French News Archive

Taxation

New System of Business Rates

Tuesday 16 February 2010

A new system of business rates has been introduced in France that reduces the tax burden for all small and medium sized businesses.

The former taxe professionnelle was a peculiar exception française.

The formula for calculating the tax was fearsomely complex, so we will resist the temptation to describe it detail here! Schematically, 20% of the tax was based on the rateable value of the property, and 80% based on the value of the capital machinery and equipment employed in the business.

As the tax weighed primarily on capital employed, the more a company invested, the larger its tax burden! No wonder President Mitterand called it un impôt imbécile, a sentiment shared by the current incumbent President Sarkozy.

(A slightly different formula applied for self-employed professionals (professions libérales), based on a percentage of their turnover.)

Critics argued the tax has held back the competitiveness of many French companies, notably those who are capital intensive and often exposed to the pressure of international competition.

In the past 20 years the level of investment in French companies has been half that of the UK or Germany.

Several previous governments have attempted to water down the impact of the tax, but it has always come up against the resistance of local authorities (communal, departmental and regional), who depend on it for around half their income.

Neither have any of the concessions dealt with the fundamental problem of the tax, that it penalised investment.

Such has been the size of the reductions and exemptions given to companies, that in recent years the government itself has become by far the largest contributor, simply through the compensatory payments it has had to make to local authorities!

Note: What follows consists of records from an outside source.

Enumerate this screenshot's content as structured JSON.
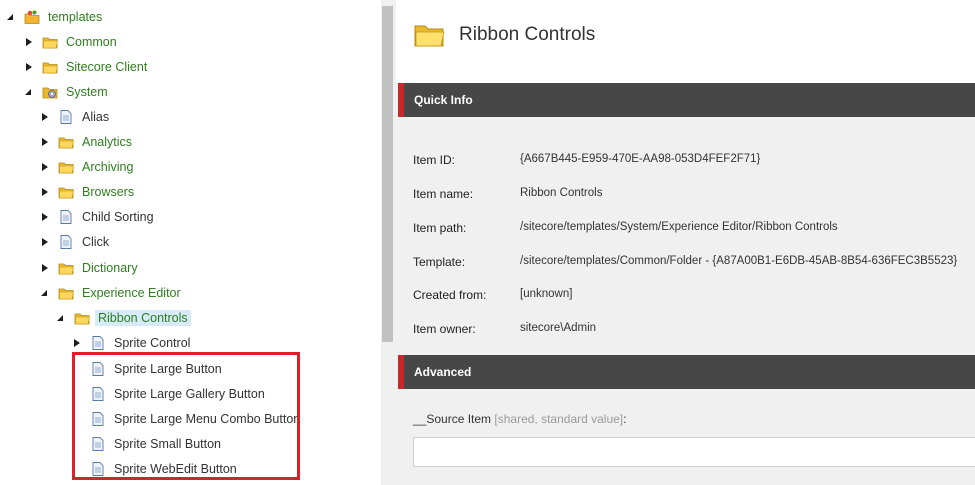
{
  "tree": {
    "root": "templates",
    "nodes": [
      {
        "label": "Common"
      },
      {
        "label": "Sitecore Client"
      },
      {
        "label": "System"
      },
      {
        "label": "Alias"
      },
      {
        "label": "Analytics"
      },
      {
        "label": "Archiving"
      },
      {
        "label": "Browsers"
      },
      {
        "label": "Child Sorting"
      },
      {
        "label": "Click"
      },
      {
        "label": "Dictionary"
      },
      {
        "label": "Experience Editor"
      },
      {
        "label": "Ribbon Controls"
      },
      {
        "label": "Sprite Control"
      },
      {
        "label": "Sprite Large Button"
      },
      {
        "label": "Sprite Large Gallery Button"
      },
      {
        "label": "Sprite Large Menu Combo Button"
      },
      {
        "label": "Sprite Small Button"
      },
      {
        "label": "Sprite WebEdit Button"
      }
    ]
  },
  "content": {
    "title": "Ribbon Controls",
    "quick_info": {
      "section_title": "Quick Info",
      "fields": [
        {
          "label": "Item ID:",
          "value": "{A667B445-E959-470E-AA98-053D4FEF2F71}"
        },
        {
          "label": "Item name:",
          "value": "Ribbon Controls"
        },
        {
          "label": "Item path:",
          "value": "/sitecore/templates/System/Experience Editor/Ribbon Controls"
        },
        {
          "label": "Template:",
          "value": "/sitecore/templates/Common/Folder - {A87A00B1-E6DB-45AB-8B54-636FEC3B5523}"
        },
        {
          "label": "Created from:",
          "value": "[unknown]"
        },
        {
          "label": "Item owner:",
          "value": "sitecore\\Admin"
        }
      ]
    },
    "advanced": {
      "section_title": "Advanced",
      "source_label": "__Source Item",
      "source_hint": "[shared, standard value]",
      "source_colon": ":",
      "source_value": ""
    }
  },
  "colors": {
    "tree_text": "#2f7d1f",
    "selected_bg": "#d6ebf7",
    "highlight_border": "#d8222a",
    "section_bar": "#474747",
    "section_accent": "#c9272c"
  }
}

It was clearly time for reform.

'Contribution Economique Territoriale'

The abolition of the taxe professionnelle now effectively removes the second, preponderant element of the former tax, that based on capital equipment.

The new system of business rates is called the Contribution Economique Territoriale (CET), which is made up of two component parts:

  • The Cotisation Foncière des Entreprises (CFE), based the rateable value of the property occupied by the business.
  • The Cotisation sur la Valeur Ajoutée des Entreprises (CVAE), based on the ‘value added’ each year by the business - more or less the wealth created by the business each year, a figure which is also used to calculate liability to VAT.

The government estimates that, in total, the reform will reduce the tax burden on business by an average of 22%, which rises to 32% for industrial companies, and 42% for construction companies.

The greatest gainers will be small to medium sized businesses, as business with a turnover of less than €500K will not pay the second element of the tax. It is estimated their tax bill will go down by around 50%.

In addition, the industrial companies are granted an abatement of 30% on the rateable value of their property, against which the CFE element of the tax will be charged.

The position for those who are in one of the professions libérales remains in a state of flux, after the Constitutional Council struck out the proposed new method of business rates for this business group. A decision on their status is awaited, as the government seeks to come up with a solution.

Those who establish a new business as an auto-entrepreneur continue to benefit from an exemption from business rates for three years, provided they opt to pay a fixed standard rate of income tax each month, an option that is unlikely to be the most cost effective solution for most auto-entrepreneurs.

Given that the taxe professionnelle was such a key source of revenue for the local councils, most of the political debate and argument has been about how local councils will be compensated for the reduction in their income.

The end result is that, for the time being at least, central funds will be used to compensate any council that loses out, but only for a couple of years, until a wider reform of local government finance is introduced.

Many details of the new system have yet to be finalised, so we can expect a flood of subsiduary legislation over the coming months that ‘clarify’ the regulations that apply.